Caroline couldn’t resist any longer. She put the dish back in the sink and tipped Arabella’s chin up with a soapy finger, her heart pounding so loud that she could no longer hear the sea, then bent her head and captured those soft lips from a hundred illicit fantasies with her own.
Chapter Four
Caroline’s whole world tipped upside down. Everything she had ever known flew out the window and nothing felt solid anymore. The one sure thing was right here between her and Arabella, in the soft press of their lips. She clung to it for dear life. She moved closer, her hands tight on Arabella’s full hips, her body flush against her own.
If this moment was all that she could have, then she needed to make enough memories for it to last through her lifetime. She darted her tongue into the crease of Arabella’s lips, daring to risk as much as she could. She tasted the gin that they had tipped into their tea when they took it into the kitchen with them earlier. Arabella made a little moaning sound that thrilled Caroline and encouraged her to suck Arabella’s bottom lip into her mouth before meeting her tongue with her own.
She tried to memorize Arabella’s body with her hands, moving them from her hips up her back and then stroking her arms beneath the puffed sleeves of her evening dress. By the time Caroline had settled her hands against Arabella’s waist, Arabella was leaning against her, her own hands on Caroline’s shoulders, her head tilted back and allowing their kiss to deepen.
A crash sounded from the parlor, and Caroline jerked away. Arabella stumbled and grasped the kitchen table, her eyes wide and shining as she looked up at her. Caroline felt like the veriest cad.
How dare she take advantage of her best friend? How could she have been so foolish to let her own desires slip? Arabella must be horrified.
Caroline managed a little laugh, her heart beating in triple time and her hands clammy as she jammed them into the soapy water. “It’s a time for celebration, is it not? Forgive me, the mood of the moment overtook me.”
Arabella laughed too, and the tension broke. “Nothing more than I would have expected.”
Caroline stepped back and smiled. “Wherever I go, you know, you are sure to have a standing invitation to tea,” she said, trying to infuse as much lightness to her tone as she could. “Steeped only once, just for you.”
She deserved far more than tea, of course. Arabella was worth diamonds and furs.
Arabella laughed again. “It is the least that I would expect of your new situation.”
“But do you see now why I am so concerned about the inheritance? It is the strangest of circumstances, is it not?”
“I understand what you mean,” Arabella said, her eyes bright with curiosity. She dried a cup, slowly working the towel around it as she thought. “Why would the former heir be so happy to see the money transferred to Jacob?
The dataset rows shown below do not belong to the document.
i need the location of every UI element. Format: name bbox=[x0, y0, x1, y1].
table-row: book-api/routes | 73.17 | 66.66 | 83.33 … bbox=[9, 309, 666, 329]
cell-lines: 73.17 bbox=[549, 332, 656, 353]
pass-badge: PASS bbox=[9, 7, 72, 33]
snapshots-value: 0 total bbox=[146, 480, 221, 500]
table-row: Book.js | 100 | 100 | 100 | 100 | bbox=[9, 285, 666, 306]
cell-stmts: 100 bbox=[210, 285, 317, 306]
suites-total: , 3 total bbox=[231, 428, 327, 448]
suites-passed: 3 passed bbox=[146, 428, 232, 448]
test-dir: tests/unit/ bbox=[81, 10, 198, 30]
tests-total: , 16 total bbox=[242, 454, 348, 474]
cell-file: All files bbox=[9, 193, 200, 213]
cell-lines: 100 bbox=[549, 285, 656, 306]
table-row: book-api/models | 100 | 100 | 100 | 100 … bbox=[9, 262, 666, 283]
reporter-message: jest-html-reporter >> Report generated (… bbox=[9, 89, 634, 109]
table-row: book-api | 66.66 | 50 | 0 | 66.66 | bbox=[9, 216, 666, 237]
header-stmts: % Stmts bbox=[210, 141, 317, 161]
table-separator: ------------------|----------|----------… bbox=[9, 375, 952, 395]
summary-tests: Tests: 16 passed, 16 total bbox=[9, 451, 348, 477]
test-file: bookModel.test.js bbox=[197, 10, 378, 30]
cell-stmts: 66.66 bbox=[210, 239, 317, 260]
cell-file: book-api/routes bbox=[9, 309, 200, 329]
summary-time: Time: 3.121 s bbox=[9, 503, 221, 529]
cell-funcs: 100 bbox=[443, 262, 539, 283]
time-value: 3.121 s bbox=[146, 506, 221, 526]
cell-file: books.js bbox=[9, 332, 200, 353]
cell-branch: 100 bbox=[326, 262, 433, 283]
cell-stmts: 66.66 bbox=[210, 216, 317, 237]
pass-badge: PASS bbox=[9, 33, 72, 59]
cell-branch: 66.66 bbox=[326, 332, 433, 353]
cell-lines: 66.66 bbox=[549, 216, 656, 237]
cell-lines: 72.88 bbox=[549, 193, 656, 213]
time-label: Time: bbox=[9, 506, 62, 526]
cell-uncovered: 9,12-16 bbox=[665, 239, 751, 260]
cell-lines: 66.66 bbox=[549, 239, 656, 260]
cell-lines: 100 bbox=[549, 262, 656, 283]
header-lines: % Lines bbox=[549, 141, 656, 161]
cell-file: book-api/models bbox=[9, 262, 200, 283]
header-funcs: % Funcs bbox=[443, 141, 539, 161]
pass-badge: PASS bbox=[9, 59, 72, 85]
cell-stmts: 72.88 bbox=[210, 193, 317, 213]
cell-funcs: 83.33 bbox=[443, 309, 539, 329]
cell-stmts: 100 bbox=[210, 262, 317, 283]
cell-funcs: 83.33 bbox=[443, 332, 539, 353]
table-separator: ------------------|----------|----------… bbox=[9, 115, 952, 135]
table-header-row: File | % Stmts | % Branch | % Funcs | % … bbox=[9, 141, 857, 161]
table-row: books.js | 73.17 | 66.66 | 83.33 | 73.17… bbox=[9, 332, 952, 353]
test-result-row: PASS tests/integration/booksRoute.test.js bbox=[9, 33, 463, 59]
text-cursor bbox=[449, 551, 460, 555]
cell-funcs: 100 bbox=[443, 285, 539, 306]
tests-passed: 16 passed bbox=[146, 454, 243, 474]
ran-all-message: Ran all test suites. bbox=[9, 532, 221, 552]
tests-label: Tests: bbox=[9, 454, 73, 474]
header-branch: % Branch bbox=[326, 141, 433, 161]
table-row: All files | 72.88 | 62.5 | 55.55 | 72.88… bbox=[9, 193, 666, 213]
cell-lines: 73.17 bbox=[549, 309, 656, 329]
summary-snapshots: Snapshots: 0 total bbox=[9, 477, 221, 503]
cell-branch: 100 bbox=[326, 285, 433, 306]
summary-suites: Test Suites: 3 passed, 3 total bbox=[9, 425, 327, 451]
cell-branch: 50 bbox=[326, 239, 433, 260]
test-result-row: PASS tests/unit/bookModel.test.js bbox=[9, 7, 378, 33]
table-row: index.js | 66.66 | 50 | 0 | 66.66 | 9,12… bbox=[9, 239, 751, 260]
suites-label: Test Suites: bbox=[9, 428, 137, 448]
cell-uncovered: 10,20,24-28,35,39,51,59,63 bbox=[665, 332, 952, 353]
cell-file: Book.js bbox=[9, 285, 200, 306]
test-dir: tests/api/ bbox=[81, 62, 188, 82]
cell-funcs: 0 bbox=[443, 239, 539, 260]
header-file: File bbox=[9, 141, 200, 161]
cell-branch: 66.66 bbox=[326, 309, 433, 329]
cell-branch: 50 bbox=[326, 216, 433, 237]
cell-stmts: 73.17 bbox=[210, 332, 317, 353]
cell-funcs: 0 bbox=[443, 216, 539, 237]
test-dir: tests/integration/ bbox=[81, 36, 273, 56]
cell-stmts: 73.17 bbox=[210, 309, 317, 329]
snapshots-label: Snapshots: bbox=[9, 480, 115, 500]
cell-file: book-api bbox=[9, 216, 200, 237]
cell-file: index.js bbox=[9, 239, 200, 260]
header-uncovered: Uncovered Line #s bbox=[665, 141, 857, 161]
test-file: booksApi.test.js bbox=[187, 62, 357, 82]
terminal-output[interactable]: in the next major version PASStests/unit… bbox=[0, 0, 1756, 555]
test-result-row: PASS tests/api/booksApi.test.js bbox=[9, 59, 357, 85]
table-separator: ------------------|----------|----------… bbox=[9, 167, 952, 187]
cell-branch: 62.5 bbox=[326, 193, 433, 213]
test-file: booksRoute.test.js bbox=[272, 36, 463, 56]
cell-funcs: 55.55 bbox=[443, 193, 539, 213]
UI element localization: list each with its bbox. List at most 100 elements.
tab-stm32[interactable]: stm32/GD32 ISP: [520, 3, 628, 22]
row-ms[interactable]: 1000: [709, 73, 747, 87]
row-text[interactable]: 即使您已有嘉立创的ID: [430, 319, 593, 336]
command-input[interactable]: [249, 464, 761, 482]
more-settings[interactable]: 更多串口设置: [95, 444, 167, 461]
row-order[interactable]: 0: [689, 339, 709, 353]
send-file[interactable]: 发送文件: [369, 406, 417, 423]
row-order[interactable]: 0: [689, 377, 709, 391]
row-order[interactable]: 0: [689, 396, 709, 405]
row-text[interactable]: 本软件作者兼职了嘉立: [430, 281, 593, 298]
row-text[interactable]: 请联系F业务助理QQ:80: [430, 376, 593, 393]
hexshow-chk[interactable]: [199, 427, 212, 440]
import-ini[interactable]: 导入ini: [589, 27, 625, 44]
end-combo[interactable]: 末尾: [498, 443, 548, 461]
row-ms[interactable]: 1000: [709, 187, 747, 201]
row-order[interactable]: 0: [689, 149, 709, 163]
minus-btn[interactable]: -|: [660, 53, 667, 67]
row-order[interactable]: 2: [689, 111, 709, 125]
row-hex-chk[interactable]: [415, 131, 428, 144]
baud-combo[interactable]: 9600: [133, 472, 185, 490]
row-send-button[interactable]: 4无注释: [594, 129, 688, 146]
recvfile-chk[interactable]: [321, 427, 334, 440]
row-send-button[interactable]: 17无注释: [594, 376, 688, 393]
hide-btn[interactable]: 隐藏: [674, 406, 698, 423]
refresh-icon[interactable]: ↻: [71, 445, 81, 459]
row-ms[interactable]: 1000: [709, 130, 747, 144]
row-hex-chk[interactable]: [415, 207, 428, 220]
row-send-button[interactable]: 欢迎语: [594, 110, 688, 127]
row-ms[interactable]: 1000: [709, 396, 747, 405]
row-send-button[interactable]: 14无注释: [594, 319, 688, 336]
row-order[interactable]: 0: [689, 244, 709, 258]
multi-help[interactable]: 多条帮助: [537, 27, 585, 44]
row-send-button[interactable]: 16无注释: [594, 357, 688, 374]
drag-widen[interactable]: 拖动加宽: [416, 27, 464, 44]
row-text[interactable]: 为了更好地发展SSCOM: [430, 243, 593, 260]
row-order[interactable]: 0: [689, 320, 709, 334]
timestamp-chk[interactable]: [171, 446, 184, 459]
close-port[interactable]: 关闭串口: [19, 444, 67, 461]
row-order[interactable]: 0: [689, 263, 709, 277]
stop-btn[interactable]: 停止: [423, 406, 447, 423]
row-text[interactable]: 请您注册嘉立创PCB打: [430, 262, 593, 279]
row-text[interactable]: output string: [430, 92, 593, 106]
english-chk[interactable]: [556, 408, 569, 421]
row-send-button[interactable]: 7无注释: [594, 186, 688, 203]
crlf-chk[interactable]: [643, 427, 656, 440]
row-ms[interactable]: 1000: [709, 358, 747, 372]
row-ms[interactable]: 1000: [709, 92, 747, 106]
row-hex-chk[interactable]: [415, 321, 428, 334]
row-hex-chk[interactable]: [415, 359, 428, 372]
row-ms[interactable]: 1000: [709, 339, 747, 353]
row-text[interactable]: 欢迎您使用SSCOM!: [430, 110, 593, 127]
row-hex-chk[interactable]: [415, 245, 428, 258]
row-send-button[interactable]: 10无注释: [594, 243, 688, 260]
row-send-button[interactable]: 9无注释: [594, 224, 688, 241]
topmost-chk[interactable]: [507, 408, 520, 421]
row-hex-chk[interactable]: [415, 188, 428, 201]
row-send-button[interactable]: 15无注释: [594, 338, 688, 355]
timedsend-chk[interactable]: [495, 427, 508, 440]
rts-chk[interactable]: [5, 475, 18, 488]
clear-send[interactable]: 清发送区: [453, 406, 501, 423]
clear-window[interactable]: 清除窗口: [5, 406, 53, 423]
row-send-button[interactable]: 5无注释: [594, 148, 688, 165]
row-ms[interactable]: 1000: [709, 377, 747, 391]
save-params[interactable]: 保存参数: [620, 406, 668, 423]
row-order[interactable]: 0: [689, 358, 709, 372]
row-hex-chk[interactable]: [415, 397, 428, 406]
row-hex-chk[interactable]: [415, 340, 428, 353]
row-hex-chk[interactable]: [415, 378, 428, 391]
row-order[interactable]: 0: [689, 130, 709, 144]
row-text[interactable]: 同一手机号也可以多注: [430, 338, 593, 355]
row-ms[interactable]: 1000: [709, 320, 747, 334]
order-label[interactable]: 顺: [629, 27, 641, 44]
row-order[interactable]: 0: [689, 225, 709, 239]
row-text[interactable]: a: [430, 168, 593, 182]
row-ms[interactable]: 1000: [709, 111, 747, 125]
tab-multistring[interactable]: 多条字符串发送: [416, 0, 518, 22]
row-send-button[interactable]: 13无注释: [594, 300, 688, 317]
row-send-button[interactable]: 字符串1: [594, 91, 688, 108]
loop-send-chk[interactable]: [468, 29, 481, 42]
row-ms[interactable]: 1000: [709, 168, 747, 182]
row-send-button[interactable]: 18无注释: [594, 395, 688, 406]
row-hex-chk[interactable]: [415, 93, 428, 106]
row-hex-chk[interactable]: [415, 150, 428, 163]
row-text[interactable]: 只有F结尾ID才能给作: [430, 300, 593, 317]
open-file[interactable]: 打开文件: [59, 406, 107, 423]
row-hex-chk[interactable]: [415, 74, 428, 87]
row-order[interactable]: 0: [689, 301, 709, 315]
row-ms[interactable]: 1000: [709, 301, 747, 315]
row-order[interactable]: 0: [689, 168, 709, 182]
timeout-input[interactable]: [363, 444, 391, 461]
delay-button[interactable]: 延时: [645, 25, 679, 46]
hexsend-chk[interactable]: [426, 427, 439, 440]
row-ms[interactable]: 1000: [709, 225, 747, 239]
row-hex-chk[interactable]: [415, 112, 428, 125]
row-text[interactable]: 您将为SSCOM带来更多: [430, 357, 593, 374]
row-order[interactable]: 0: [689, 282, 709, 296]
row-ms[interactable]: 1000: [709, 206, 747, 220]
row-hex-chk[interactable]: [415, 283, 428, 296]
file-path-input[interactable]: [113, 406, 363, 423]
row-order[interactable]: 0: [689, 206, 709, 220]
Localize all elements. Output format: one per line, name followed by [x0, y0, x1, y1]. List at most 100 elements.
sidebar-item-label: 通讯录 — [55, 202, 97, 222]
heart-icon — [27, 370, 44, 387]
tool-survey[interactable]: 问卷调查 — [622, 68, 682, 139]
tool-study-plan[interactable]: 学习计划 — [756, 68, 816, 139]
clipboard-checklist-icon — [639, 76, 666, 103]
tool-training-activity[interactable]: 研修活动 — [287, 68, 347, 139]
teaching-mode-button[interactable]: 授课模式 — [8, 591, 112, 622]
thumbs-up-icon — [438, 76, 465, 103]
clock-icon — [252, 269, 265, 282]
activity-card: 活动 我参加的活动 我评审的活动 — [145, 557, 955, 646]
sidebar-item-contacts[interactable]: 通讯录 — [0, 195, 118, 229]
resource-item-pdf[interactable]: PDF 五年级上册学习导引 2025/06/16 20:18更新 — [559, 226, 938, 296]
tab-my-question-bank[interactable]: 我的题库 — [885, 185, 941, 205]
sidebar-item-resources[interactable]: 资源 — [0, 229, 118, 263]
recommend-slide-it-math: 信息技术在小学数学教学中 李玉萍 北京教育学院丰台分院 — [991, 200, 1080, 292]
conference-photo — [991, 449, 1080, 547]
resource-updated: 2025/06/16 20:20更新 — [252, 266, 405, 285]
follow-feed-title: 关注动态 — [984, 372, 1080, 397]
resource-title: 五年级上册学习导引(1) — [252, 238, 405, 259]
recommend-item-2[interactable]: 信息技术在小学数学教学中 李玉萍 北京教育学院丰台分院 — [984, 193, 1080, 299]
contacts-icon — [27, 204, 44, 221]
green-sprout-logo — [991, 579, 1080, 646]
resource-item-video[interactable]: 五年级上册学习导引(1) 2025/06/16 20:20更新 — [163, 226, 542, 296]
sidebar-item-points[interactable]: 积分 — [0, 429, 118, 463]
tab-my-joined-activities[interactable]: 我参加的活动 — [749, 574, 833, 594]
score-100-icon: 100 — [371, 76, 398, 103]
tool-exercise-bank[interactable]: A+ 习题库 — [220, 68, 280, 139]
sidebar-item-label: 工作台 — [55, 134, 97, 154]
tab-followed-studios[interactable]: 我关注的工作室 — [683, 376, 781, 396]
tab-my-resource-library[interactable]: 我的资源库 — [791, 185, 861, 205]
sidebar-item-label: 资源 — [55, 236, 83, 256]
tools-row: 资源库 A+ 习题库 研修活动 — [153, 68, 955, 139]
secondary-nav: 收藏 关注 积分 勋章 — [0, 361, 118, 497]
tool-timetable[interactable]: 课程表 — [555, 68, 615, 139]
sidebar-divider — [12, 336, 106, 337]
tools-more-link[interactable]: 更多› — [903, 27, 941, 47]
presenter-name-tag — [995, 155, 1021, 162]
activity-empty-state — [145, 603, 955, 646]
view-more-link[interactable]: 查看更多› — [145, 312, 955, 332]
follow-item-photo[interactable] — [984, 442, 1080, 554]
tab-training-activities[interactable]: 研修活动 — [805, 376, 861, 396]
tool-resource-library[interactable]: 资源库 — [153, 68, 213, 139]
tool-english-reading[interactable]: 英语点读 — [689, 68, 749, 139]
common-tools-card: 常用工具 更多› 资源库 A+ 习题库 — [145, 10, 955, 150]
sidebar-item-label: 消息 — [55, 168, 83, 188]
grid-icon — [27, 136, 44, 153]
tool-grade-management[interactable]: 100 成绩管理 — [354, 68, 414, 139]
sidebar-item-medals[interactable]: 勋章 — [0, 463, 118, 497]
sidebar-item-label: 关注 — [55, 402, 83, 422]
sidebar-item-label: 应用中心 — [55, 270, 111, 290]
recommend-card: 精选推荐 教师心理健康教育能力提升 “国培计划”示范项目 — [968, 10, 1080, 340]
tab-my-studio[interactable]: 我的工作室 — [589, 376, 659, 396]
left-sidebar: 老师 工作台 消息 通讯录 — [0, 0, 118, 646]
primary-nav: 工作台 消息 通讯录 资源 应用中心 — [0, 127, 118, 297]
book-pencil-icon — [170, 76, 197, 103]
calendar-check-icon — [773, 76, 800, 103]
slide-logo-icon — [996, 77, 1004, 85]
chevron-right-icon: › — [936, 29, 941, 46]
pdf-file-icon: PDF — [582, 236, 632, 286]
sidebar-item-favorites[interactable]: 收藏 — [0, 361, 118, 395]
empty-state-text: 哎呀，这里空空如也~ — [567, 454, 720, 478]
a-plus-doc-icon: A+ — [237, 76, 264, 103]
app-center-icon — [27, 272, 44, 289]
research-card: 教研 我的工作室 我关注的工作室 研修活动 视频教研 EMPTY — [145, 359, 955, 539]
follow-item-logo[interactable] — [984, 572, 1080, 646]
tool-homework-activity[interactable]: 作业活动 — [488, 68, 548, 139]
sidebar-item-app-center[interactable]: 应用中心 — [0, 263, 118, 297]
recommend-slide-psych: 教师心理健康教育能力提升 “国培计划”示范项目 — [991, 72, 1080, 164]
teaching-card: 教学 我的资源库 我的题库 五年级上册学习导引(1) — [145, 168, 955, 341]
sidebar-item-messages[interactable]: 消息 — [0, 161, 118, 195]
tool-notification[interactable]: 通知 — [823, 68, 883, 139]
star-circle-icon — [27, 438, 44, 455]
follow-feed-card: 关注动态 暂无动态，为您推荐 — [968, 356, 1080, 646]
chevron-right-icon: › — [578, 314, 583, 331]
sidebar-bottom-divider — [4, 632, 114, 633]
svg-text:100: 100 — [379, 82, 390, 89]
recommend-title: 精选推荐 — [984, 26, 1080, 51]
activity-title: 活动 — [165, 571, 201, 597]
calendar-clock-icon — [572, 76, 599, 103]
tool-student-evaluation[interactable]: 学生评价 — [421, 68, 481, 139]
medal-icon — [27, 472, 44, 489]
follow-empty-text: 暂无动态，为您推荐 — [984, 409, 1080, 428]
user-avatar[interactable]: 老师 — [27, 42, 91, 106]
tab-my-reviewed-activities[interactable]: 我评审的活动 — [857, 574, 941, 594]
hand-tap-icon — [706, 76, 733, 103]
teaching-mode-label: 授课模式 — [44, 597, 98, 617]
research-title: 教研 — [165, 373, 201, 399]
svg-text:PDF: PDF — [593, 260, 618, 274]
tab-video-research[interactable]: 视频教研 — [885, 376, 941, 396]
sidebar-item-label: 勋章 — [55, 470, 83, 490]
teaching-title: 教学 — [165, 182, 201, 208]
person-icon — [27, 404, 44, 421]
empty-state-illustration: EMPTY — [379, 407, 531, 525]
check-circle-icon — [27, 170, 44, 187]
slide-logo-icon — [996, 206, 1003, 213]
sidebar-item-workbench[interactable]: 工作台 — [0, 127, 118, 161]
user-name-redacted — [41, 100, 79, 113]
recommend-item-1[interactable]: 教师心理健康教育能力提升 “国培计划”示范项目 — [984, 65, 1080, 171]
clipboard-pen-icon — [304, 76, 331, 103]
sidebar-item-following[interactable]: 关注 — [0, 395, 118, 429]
Mr. Taylor was remarkably at ease tonight for a disinherited baronet.”
“Exactly!” She was glad to latch back onto the matter at hand. Anything to keep her mind off that kiss. “I am grateful—but still ever so confused.”
“I am determined to get to the bottom of this mystery with you,” Arabella said, pushing her spectacles up.
“Together,” she said, and was rewarded with a brilliant smile.
They finished up the dishes, listening to the crickets chirp and the sound of the sea crashing upon the shores, and her siblings laughing together.
Come what may, Caroline knew she would miss these moments.
All of them.
But especially that kiss.
* * *
As the hour neared eleven, Arabella hugged the Reeves good-bye. Instead of slipping upstairs to her second-floor bedroom, she satoutside on the swing in her back garden, the wood cool beneath her thin dress. The waves always sounded tenfold louder at night, but she welcomed the sound, finding comfort in its presence as she tried to settle herself.
Nothing could have prepared her for what had happened tonight.
A heady mix of exhilaration and despair swept through her. The way her mind was whirling, she wasn’t sure if she would find sleep at all.
The assembly rooms were still busy at this hour with dancing, and the coffee shops and taverns always bustled with nightlife, nestled in the ground floors of the hotels that hosted visitors accustomed to the later hours of the city.